Progressing AI Pilots to Successful Deployment
Mastercard’s Vice President for Agentic Experience Strategy, Mara Pometti, explored the “pilot trap” where innovation labs thrive, but enterprise adoption lags.
Key insights:
- 90% of pilots fail for cultural, not technical, reasons. Adoption falters when AI lacks emotional usability, such as when people don’t see its relevance to their work.
- Design for adoption from day one. Integrate behavioural science into AI design that make tools intuitive, explainable and visibly beneficial to end users.
- Agentic AI is the next organisational design challenge. Focus on systems that can act autonomously yet remain accountable. This signals a new era where AI becomes a co-worker, not just a computational engine.
- Value creation requires storytelling. Leadership must narrate how AI success links to business ambition and reframe technical wins as cultural progress.
Raising Visibility, Shaping the Profession: What Recognition in the DataIQ 100 Really Means for Leaders
Speakers: Amy Lenander (Capital One), Caroline Bellamy (Ministry of Defence), Johanna Hutchinson (BAE Systems), David Reed (DataIQ)

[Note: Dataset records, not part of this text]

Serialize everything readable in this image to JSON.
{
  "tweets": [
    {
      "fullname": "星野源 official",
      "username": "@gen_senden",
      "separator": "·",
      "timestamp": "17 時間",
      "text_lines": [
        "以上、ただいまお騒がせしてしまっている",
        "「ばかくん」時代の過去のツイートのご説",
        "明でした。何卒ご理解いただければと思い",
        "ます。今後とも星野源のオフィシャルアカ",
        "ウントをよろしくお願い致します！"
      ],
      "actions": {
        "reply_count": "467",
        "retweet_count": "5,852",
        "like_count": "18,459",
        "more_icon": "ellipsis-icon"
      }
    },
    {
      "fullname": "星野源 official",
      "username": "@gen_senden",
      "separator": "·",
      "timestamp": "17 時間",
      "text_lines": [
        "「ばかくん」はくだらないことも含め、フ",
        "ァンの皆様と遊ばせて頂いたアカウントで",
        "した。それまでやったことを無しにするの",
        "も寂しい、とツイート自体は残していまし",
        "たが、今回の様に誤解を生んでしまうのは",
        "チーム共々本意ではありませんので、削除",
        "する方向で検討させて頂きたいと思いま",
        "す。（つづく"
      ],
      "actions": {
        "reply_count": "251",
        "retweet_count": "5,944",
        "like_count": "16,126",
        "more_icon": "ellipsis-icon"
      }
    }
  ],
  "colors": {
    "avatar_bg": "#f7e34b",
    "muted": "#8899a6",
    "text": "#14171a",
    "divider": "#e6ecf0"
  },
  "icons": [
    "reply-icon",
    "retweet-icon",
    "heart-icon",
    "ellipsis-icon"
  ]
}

The closing session reframed professional recognition as a strategic lever for diversity, visibility and cultural change across the data and AI community. Far from being symbolic, inclusion in the DataIQ 100 plays a tangible role in elevating underrepresented voices and showcasing the breadth of leadership shaping the profession.
Key insights:
- Visibility drives representation. Public recognition has a multiplier effect, inspiring emerging leaders and validating the work of teams that often operate behind the scenes. Recognition turns invisible impact into visible influence.

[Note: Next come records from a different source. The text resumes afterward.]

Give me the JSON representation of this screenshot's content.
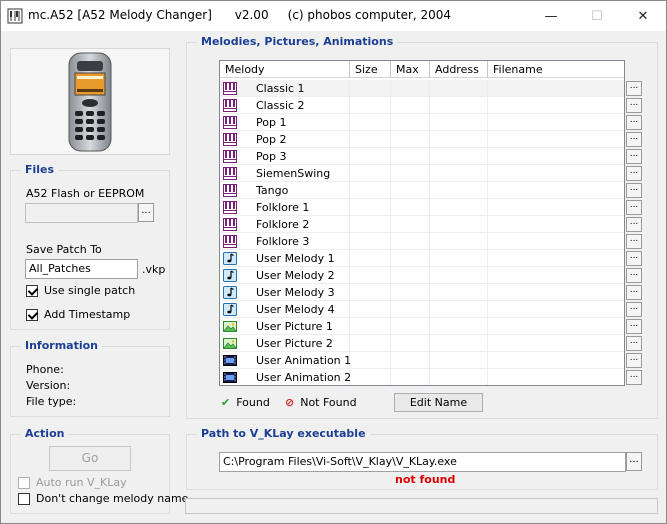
{
  "window": {
    "title": "mc.A52 [A52 Melody Changer]      v2.00     (c) phobos computer, 2004",
    "minimize_glyph": "—",
    "maximize_glyph": "☐",
    "close_glyph": "✕"
  },
  "files": {
    "title": "Files",
    "flash_label": "A52 Flash or EEPROM",
    "flash_value": "",
    "browse_label": "...",
    "save_label": "Save Patch To",
    "save_value": "All_Patches",
    "ext_label": ".vkp",
    "single_patch_label": "Use single patch",
    "single_patch_checked": true,
    "timestamp_label": "Add Timestamp",
    "timestamp_checked": true
  },
  "information": {
    "title": "Information",
    "phone_label": "Phone:",
    "version_label": "Version:",
    "filetype_label": "File type:"
  },
  "action": {
    "title": "Action",
    "go_label": "Go",
    "autorun_label": "Auto run V_KLay",
    "autorun_checked": false,
    "keepname_label": "Don't change melody name",
    "keepname_checked": false
  },
  "melodies": {
    "title": "Melodies, Pictures, Animations",
    "columns": [
      "Melody",
      "Size",
      "Max",
      "Address",
      "Filename"
    ],
    "row_button_label": "...",
    "items": [
      {
        "name": "Classic 1",
        "icon": "piano-icon"
      },
      {
        "name": "Classic 2",
        "icon": "piano-icon"
      },
      {
        "name": "Pop 1",
        "icon": "piano-icon"
      },
      {
        "name": "Pop 2",
        "icon": "piano-icon"
      },
      {
        "name": "Pop 3",
        "icon": "piano-icon"
      },
      {
        "name": "SiemenSwing",
        "icon": "piano-icon"
      },
      {
        "name": "Tango",
        "icon": "piano-icon"
      },
      {
        "name": "Folklore 1",
        "icon": "piano-icon"
      },
      {
        "name": "Folklore 2",
        "icon": "piano-icon"
      },
      {
        "name": "Folklore 3",
        "icon": "piano-icon"
      },
      {
        "name": "User Melody 1",
        "icon": "music-note-icon"
      },
      {
        "name": "User Melody 2",
        "icon": "music-note-icon"
      },
      {
        "name": "User Melody 3",
        "icon": "music-note-icon"
      },
      {
        "name": "User Melody 4",
        "icon": "music-note-icon"
      },
      {
        "name": "User Picture 1",
        "icon": "picture-icon"
      },
      {
        "name": "User Picture 2",
        "icon": "picture-icon"
      },
      {
        "name": "User Animation 1",
        "icon": "film-icon"
      },
      {
        "name": "User Animation 2",
        "icon": "film-icon"
      }
    ],
    "found_label": "Found",
    "not_found_label": "Not Found",
    "edit_name_label": "Edit Name"
  },
  "vklay": {
    "title": "Path to V_KLay executable",
    "path_value": "C:\\Program Files\\Vi-Soft\\V_Klay\\V_KLay.exe",
    "browse_label": "...",
    "status": "not found"
  },
  "colors": {
    "group_title": "#1c3f94",
    "error": "#e00000",
    "found": "#2a9d2a",
    "not_found": "#d02020"
  }
}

- Recognition as a leadership platform. Visibility comes with responsibility and should be used to mentor, advocate and model the values of openness and accessibility within technical leadership.
- Diversity through design. Professional recognition has a unique value within the public sector where hierarchies and traditional pathways can obscure digital and data talent. Recognition programmes help surface and legitimise new kinds of leadership.
- The DataIQ 100 encourages for collective accountability, ensuring that the data profession continues to broaden its definition of leadership, celebrate diverse expertise, and promote role models who reflect the communities they serve.